Once the tool became public, it had a very warm welcome: nearly 500,000 in the first week, an average response time to user queries of 1.5 seconds, and the resources load at the peak of visits was around 20% of the total. Overall, very good metrics. So, how was this achieved?
Historically, in GIS systems, usually the server was in charge of generating an image that then was served into your computer. However, as computers, mobiles and other devices have become more powerful, it has opened endless possibilities. More powerful devices meant that data can be served directly to the device in your hands, and let it do the graphical work (generating the maps instead of just loading an image. This is the case for example of web-gl and other graphical libraries. In the case of climate information, this approach cannot work: the amount of information is so huge, that the device would have to do too much work… hindering the performance. In addition to that, in the case of the Interactive Atlas, the IPCC has a global reach. And that means that the Interactive Atlas should run on all types of computers: new and old, gaming behemoths and older computers with Pentiums III. This universality principle was a guiding principle during the whole development.

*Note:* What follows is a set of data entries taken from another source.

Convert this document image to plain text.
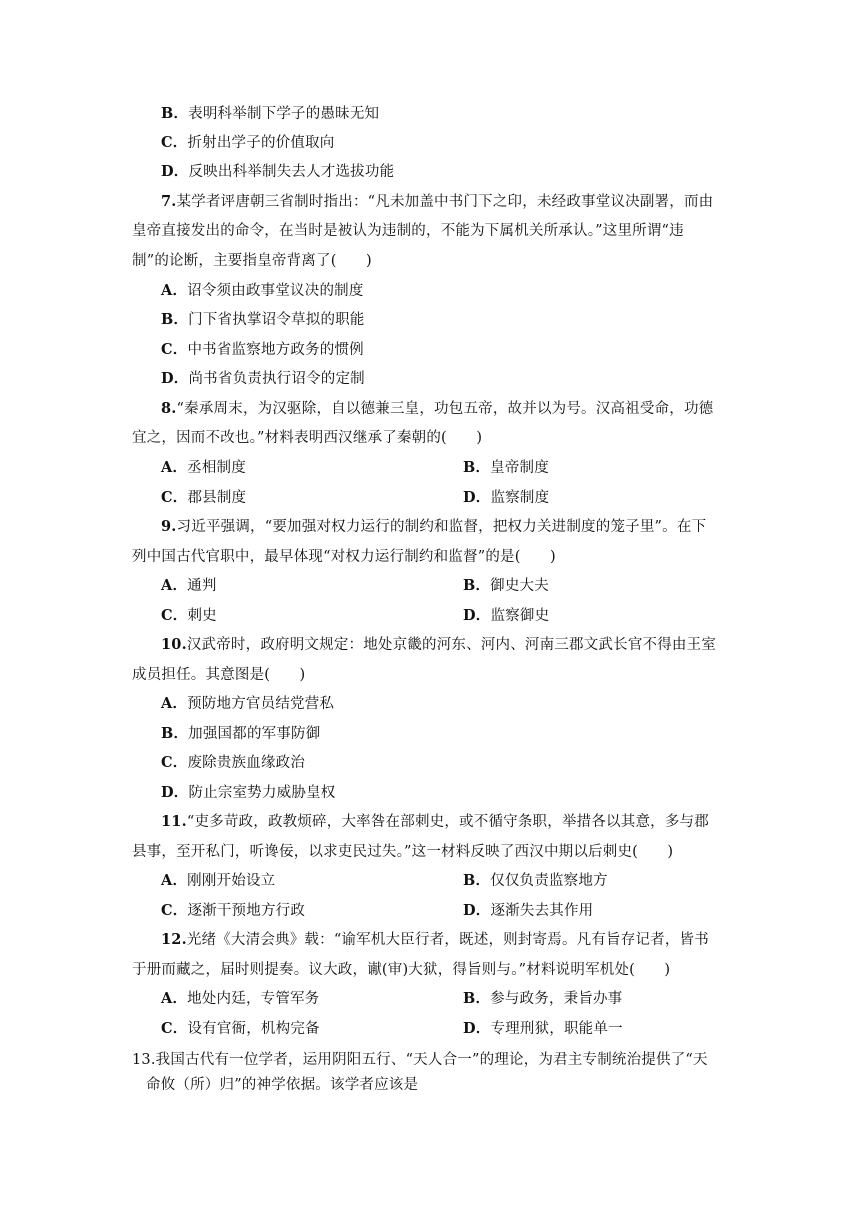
B．表明科举制下学子的愚昧无知
C．折射出学子的价值取向
D．反映出科举制失去人才选拔功能
7.某学者评唐朝三省制时指出：“凡未加盖中书门下之印，未经政事堂议决副署，而由
皇帝直接发出的命令，在当时是被认为违制的，不能为下属机关所承认。”这里所谓“违
制”的论断，主要指皇帝背离了(　　)
A．诏令须由政事堂议决的制度
B．门下省执掌诏令草拟的职能
C．中书省监察地方政务的惯例
D．尚书省负责执行诏令的定制
8.“秦承周末，为汉驱除，自以德兼三皇，功包五帝，故并以为号。汉高祖受命，功德
宜之，因而不改也。”材料表明西汉继承了秦朝的(　　)
A．丞相制度	B．皇帝制度
C．郡县制度	D．监察制度
9.习近平强调，“要加强对权力运行的制约和监督，把权力关进制度的笼子里”。在下
列中国古代官职中，最早体现“对权力运行制约和监督”的是(　　)
A．通判	B．御史大夫
C．刺史	D．监察御史
10.汉武帝时，政府明文规定：地处京畿的河东、河内、河南三郡文武长官不得由王室
成员担任。其意图是(　　)
A．预防地方官员结党营私
B．加强国都的军事防御
C．废除贵族血缘政治
D．防止宗室势力威胁皇权
11.“吏多苛政，政教烦碎，大率咎在部刺史，或不循守条职，举措各以其意，多与郡
县事，至开私门，听谗佞，以求吏民过失。”这一材料反映了西汉中期以后刺史(　　)
A．刚刚开始设立	B．仅仅负责监察地方
C．逐渐干预地方行政	D．逐渐失去其作用
12.光绪《大清会典》载：“谕军机大臣行者，既述，则封寄焉。凡有旨存记者，皆书
于册而藏之，届时则提奏。议大政，谳(审)大狱，得旨则与。”材料说明军机处(　　)
A．地处内廷，专管军务	B．参与政务，秉旨办事
C．设有官衙，机构完备	D．专理刑狱，职能单一
13.我国古代有一位学者，运用阴阳五行、“天人合一”的理论，为君主专制统治提供了“天
命攸（所）归”的神学依据。该学者应该是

So, we opted for a mixed approach:
- First the user of the Atlas selects which data to consult: dataset, variable, climate change scenario and so on.

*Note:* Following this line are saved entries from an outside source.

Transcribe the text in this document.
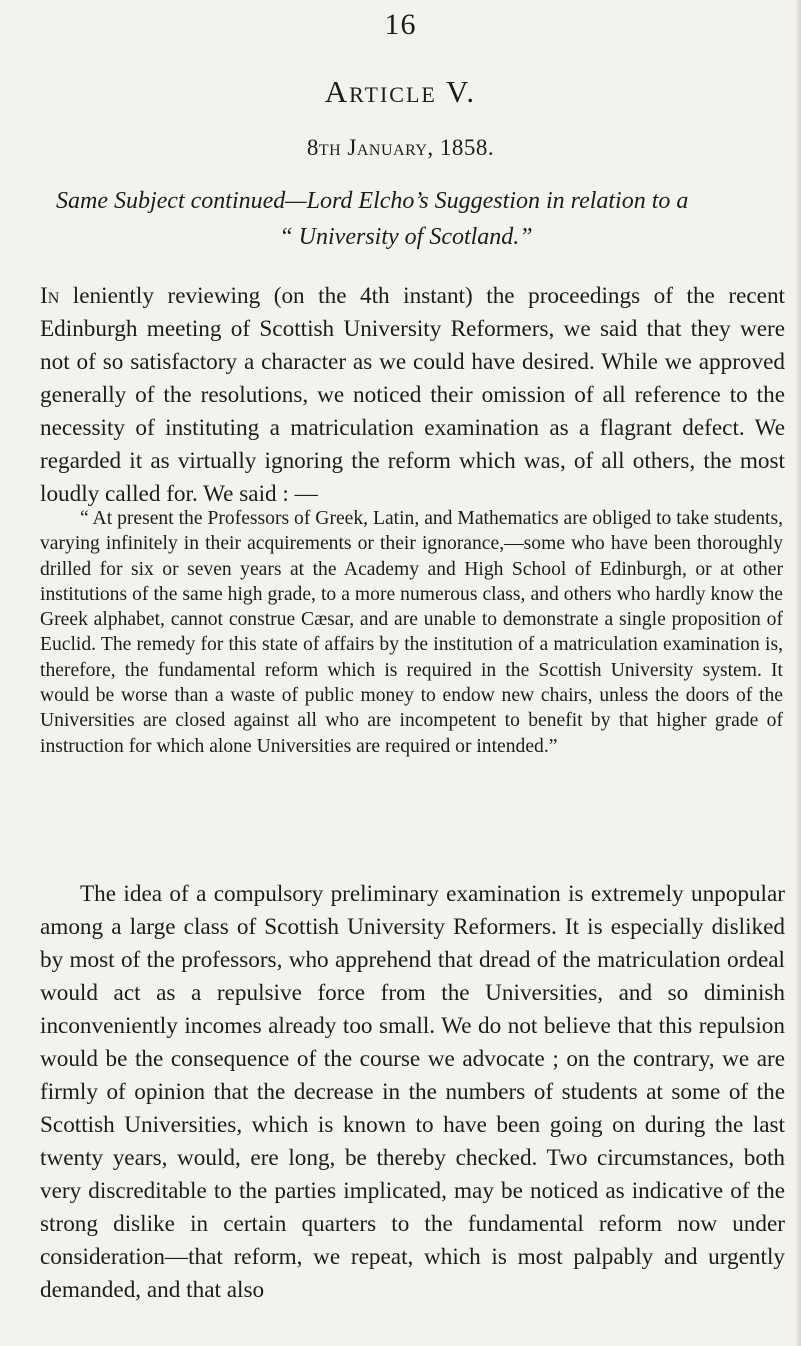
16
Article V.
8th January, 1858.
Same Subject continued—Lord Elcho’s Suggestion in relation to a
“ University of Scotland.”
In leniently reviewing (on the 4th instant) the proceedings of the recent Edinburgh meeting of Scottish University Reformers, we said that they were not of so satisfactory a character as we could have desired. While we approved generally of the resolutions, we noticed their omission of all reference to the necessity of instituting a matriculation examination as a flagrant defect. We regarded it as virtually ignoring the reform which was, of all others, the most loudly called for. We said : —
“ At present the Professors of Greek, Latin, and Mathematics are obliged to take students, varying infinitely in their acquirements or their ignorance,—some who have been thoroughly drilled for six or seven years at the Academy and High School of Edinburgh, or at other institutions of the same high grade, to a more numerous class, and others who hardly know the Greek alphabet, cannot construe Cæsar, and are unable to demonstrate a single proposition of Euclid. The remedy for this state of affairs by the institution of a matriculation examination is, therefore, the fundamental reform which is required in the Scottish University system. It would be worse than a waste of public money to endow new chairs, unless the doors of the Universities are closed against all who are incompetent to benefit by that higher grade of instruction for which alone Universities are required or intended.”
The idea of a compulsory preliminary examination is extremely unpopular among a large class of Scottish University Reformers. It is especially disliked by most of the professors, who apprehend that dread of the matriculation ordeal would act as a repulsive force from the Universities, and so diminish inconveniently incomes already too small. We do not believe that this repulsion would be the consequence of the course we advocate ; on the contrary, we are firmly of opinion that the decrease in the numbers of students at some of the Scottish Universities, which is known to have been going on during the last twenty years, would, ere long, be thereby checked. Two circumstances, both very discreditable to the parties implicated, may be noticed as indicative of the strong dislike in certain quarters to the fundamental reform now under consideration—that reform, we repeat, which is most palpably and urgently demanded, and that also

- This generates a petition to the server that goes to the corresponding pre-calculated dataset.
- Then, the server then generates the corresponding image to show on the Atlas
This approach also enabled us to implement interesting features, like the customisable colour legend for the user: the user modifies the values of the legend, which generates a petition to the server with the new parameters, that then returns the corresponding image.

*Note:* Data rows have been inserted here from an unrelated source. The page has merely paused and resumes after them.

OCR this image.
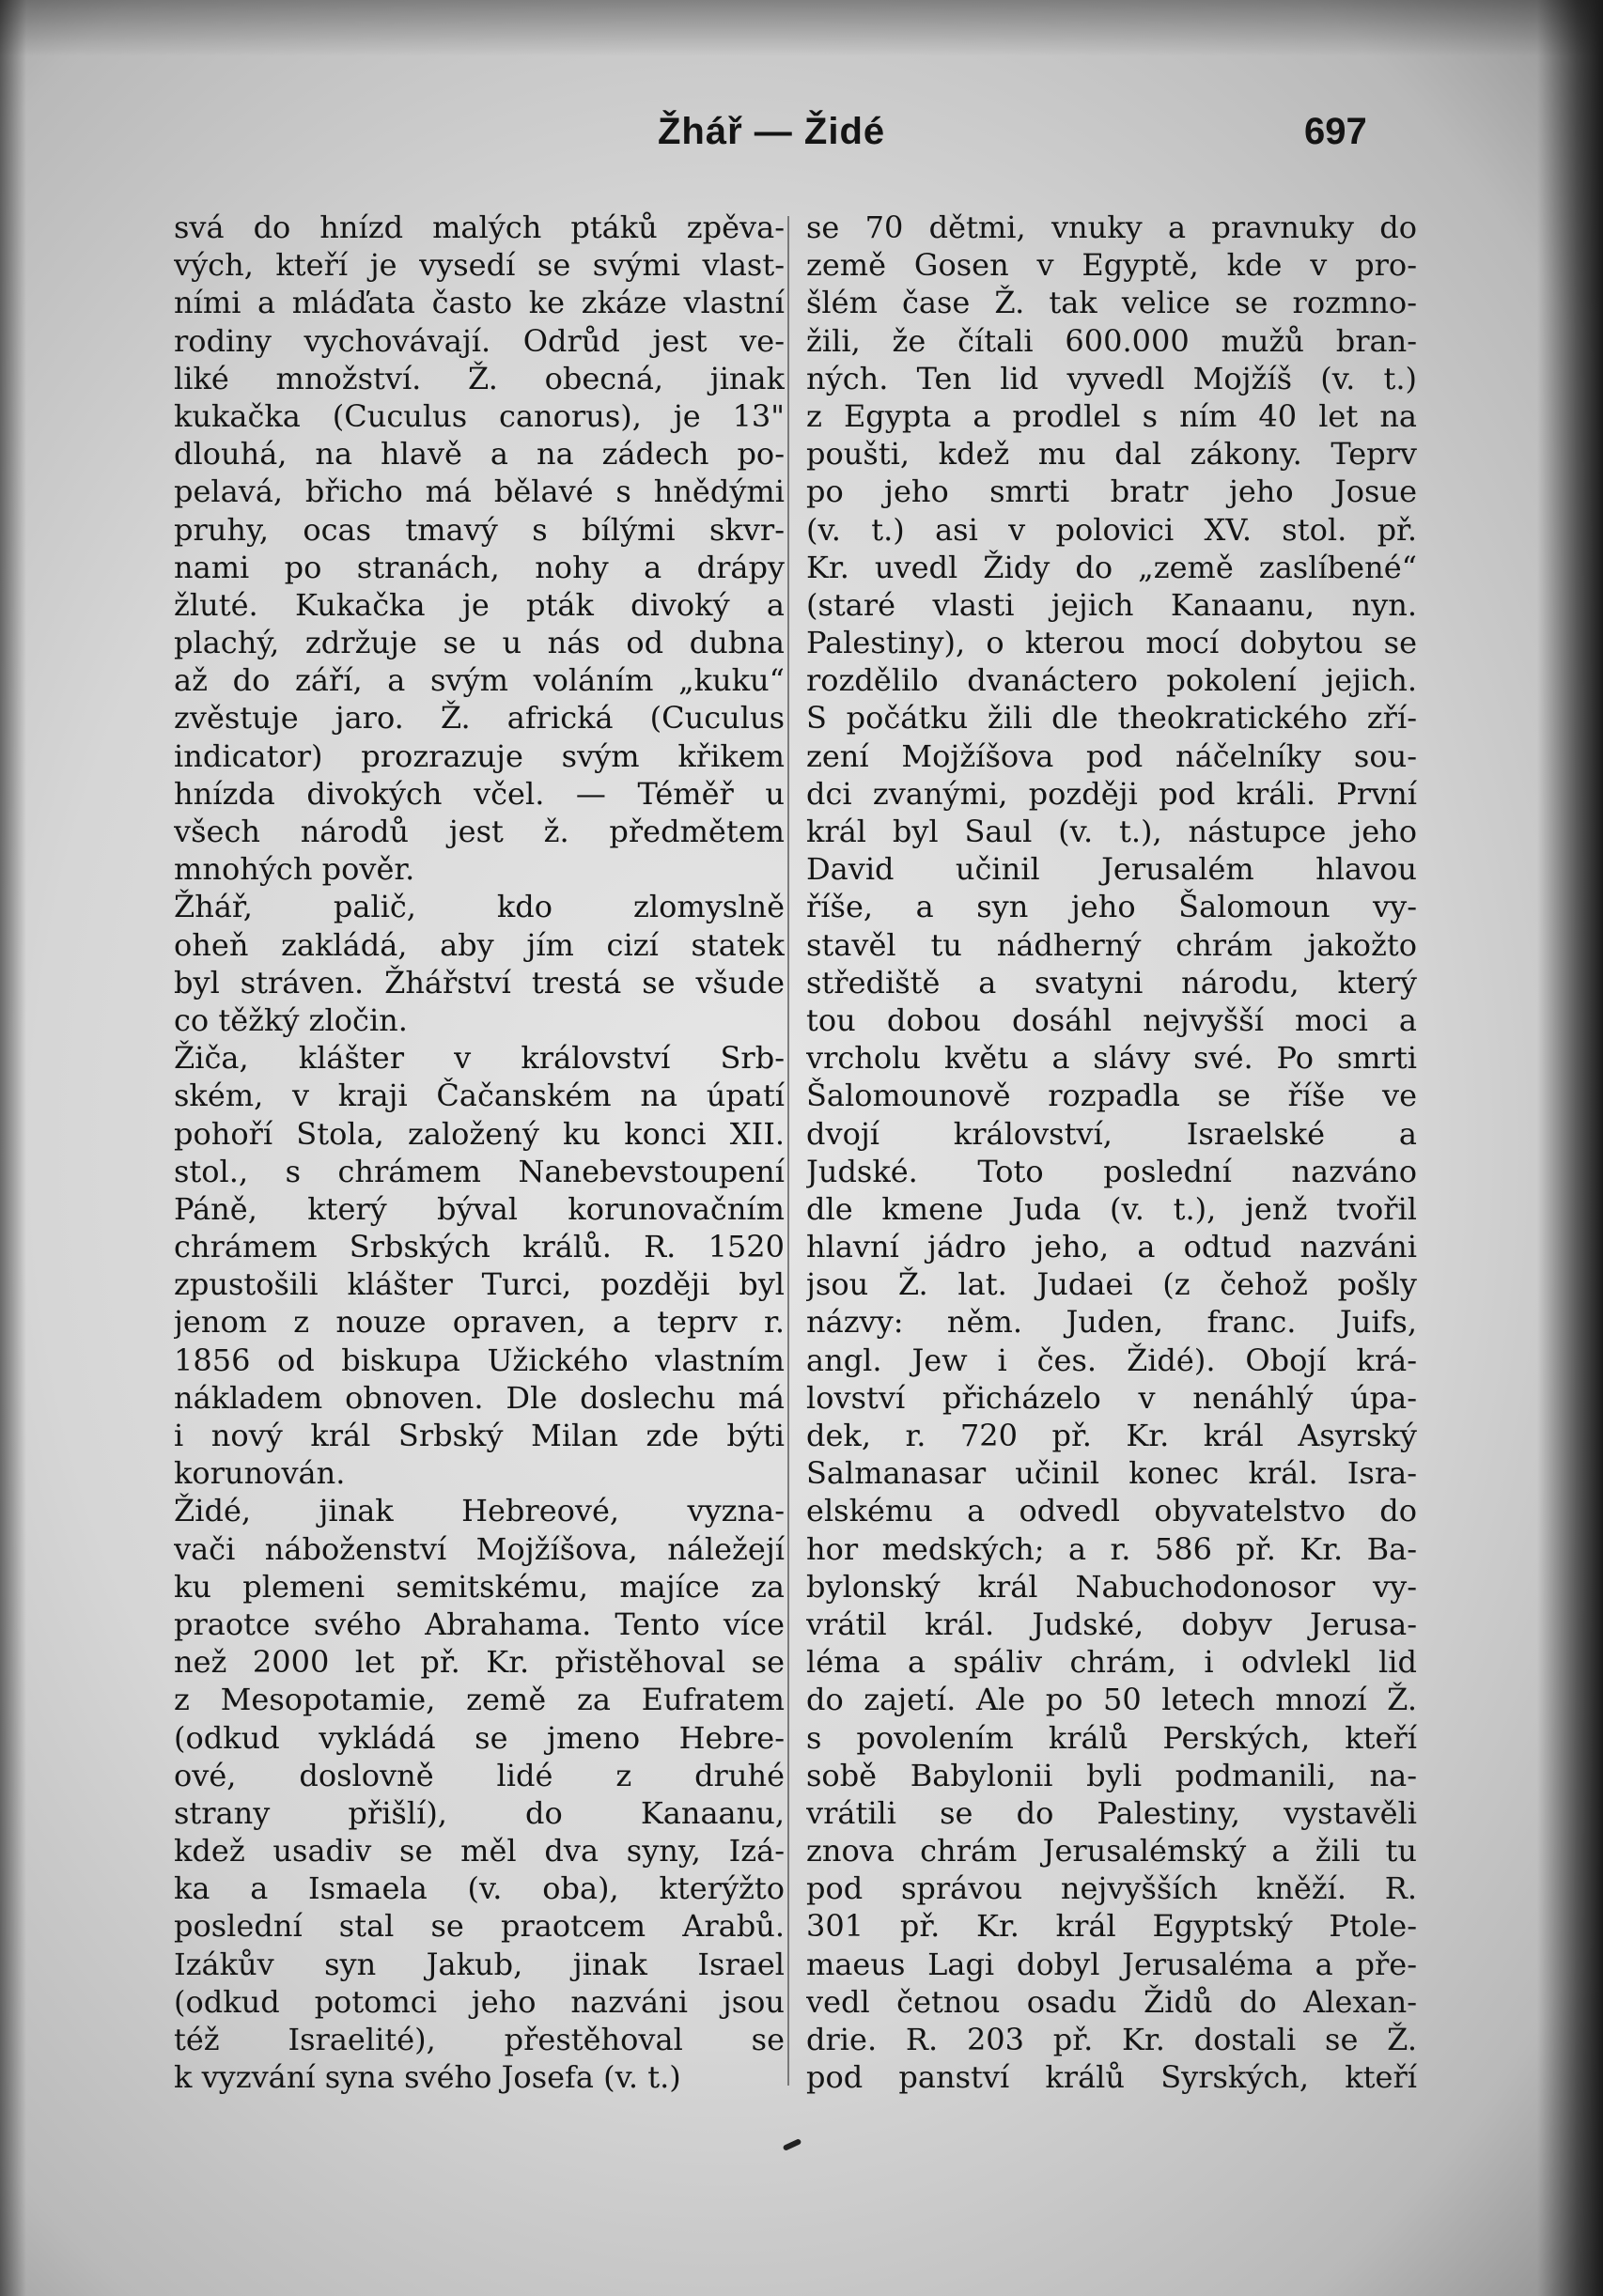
Žhář — Židé	697
svá do hnízd malých ptáků zpěva-
vých, kteří je vysedí se svými vlast-
ními a mláďata často ke zkáze vlastní
rodiny vychovávají. Odrůd jest ve-
liké množství. Ž. obecná, jinak
kukačka (Cuculus canorus), je 13"
dlouhá, na hlavě a na zádech po-
pelavá, břicho má bělavé s hnědými
pruhy, ocas tmavý s bílými skvr-
nami po stranách, nohy a drápy
žluté. Kukačka je pták divoký a
plachý, zdržuje se u nás od dubna
až do září, a svým voláním „kuku“
zvěstuje jaro. Ž. africká (Cuculus
indicator) prozrazuje svým křikem
hnízda divokých včel. — Téměř u
všech národů jest ž. předmětem
mnohých pověr.
Žhář, palič, kdo zlomyslně
oheň zakládá, aby jím cizí statek
byl stráven. Žhářství trestá se všude
co těžký zločin.
Žiča, klášter v království Srb-
ském, v kraji Čačanském na úpatí
pohoří Stola, založený ku konci XII.
stol., s chrámem Nanebevstoupení
Páně, který býval korunovačním
chrámem Srbských králů. R. 1520
zpustošili klášter Turci, později byl
jenom z nouze opraven, a teprv r.
1856 od biskupa Užického vlastním
nákladem obnoven. Dle doslechu má
i nový král Srbský Milan zde býti
korunován.
Židé, jinak Hebreové, vyzna-
vači náboženství Mojžíšova, náležejí
ku plemeni semitskému, majíce za
praotce svého Abrahama. Tento více
než 2000 let př. Kr. přistěhoval se
z Mesopotamie, země za Eufratem
(odkud vykládá se jmeno Hebre-
ové, doslovně lidé z druhé
strany přišlí), do Kanaanu,
kdež usadiv se měl dva syny, Izá-
ka a Ismaela (v. oba), kterýžto
poslední stal se praotcem Arabů.
Izákův syn Jakub, jinak Israel
(odkud potomci jeho nazváni jsou
též Israelité), přestěhoval se
k vyzvání syna svého Josefa (v. t.)
se 70 dětmi, vnuky a pravnuky do
země Gosen v Egyptě, kde v pro-
šlém čase Ž. tak velice se rozmno-
žili, že čítali 600.000 mužů bran-
ných. Ten lid vyvedl Mojžíš (v. t.)
z Egypta a prodlel s ním 40 let na
poušti, kdež mu dal zákony. Teprv
po jeho smrti bratr jeho Josue
(v. t.) asi v polovici XV. stol. př.
Kr. uvedl Židy do „země zaslíbené“
(staré vlasti jejich Kanaanu, nyn.
Palestiny), o kterou mocí dobytou se
rozdělilo dvanáctero pokolení jejich.
S počátku žili dle theokratického zří-
zení Mojžíšova pod náčelníky sou-
dci zvanými, později pod králi. První
král byl Saul (v. t.), nástupce jeho
David učinil Jerusalém hlavou
říše, a syn jeho Šalomoun vy-
stavěl tu nádherný chrám jakožto
střediště a svatyni národu, který
tou dobou dosáhl nejvyšší moci a
vrcholu květu a slávy své. Po smrti
Šalomounově rozpadla se říše ve
dvojí království, Israelské a
Judské. Toto poslední nazváno
dle kmene Juda (v. t.), jenž tvořil
hlavní jádro jeho, a odtud nazváni
jsou Ž. lat. Judaei (z čehož pošly
názvy: něm. Juden, franc. Juifs,
angl. Jew i čes. Židé). Obojí krá-
lovství přicházelo v nenáhlý úpa-
dek, r. 720 př. Kr. král Asyrský
Salmanasar učinil konec král. Isra-
elskému a odvedl obyvatelstvo do
hor medských; a r. 586 př. Kr. Ba-
bylonský král Nabuchodonosor vy-
vrátil král. Judské, dobyv Jerusa-
léma a spáliv chrám, i odvlekl lid
do zajetí. Ale po 50 letech mnozí Ž.
s povolením králů Perských, kteří
sobě Babylonii byli podmanili, na-
vrátili se do Palestiny, vystavěli
znova chrám Jerusalémský a žili tu
pod správou nejvyšších kněží. R.
301 př. Kr. král Egyptský Ptole-
maeus Lagi dobyl Jerusaléma a pře-
vedl četnou osadu Židů do Alexan-
drie. R. 203 př. Kr. dostali se Ž.
pod panství králů Syrských, kteří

Nonetheless, this process was not as optimal and scalable as what we expected for the tool. Imagine the peak of visits at the release, when we got 13,000 visits in one hour. Every user that entered the tool is a petition to the server, that would need to generate the image and then send it. Sure, pre-calculating the datasets alleviates part of the effort. However, despite the efficiency of ADAGUC in generating images, this process still consumes resources. So, here comes the second part of the strategy: the dynamical cache (for non-technical readers: a cache is a reserved storage location that collects temporary data to help websites, browsers, and apps load faster). In our case, the server cache stores the maps that correspond to the most requested data. Of course, the first one is a given: the landing map we show when you enter the tool. But the rest of them are entirely user-driven. If a newspaper or a social media post linking to a specific view of the Interactive Atlas goes viral, the generated image is cached, and then is automatically served to the request. Thanks to this built-in strategy, the Interactive Atlas cannot die of popularity, by avoiding generating images that are popular over and over again.
Overall these are the technical details supporting the Interactive Atlas, that are behind the swift user experience it provides. Of course, another part for that lies within the actual UX/UI of the Interactive Atlas… but this topic deserves a blog post of its own, as this one has already become too long.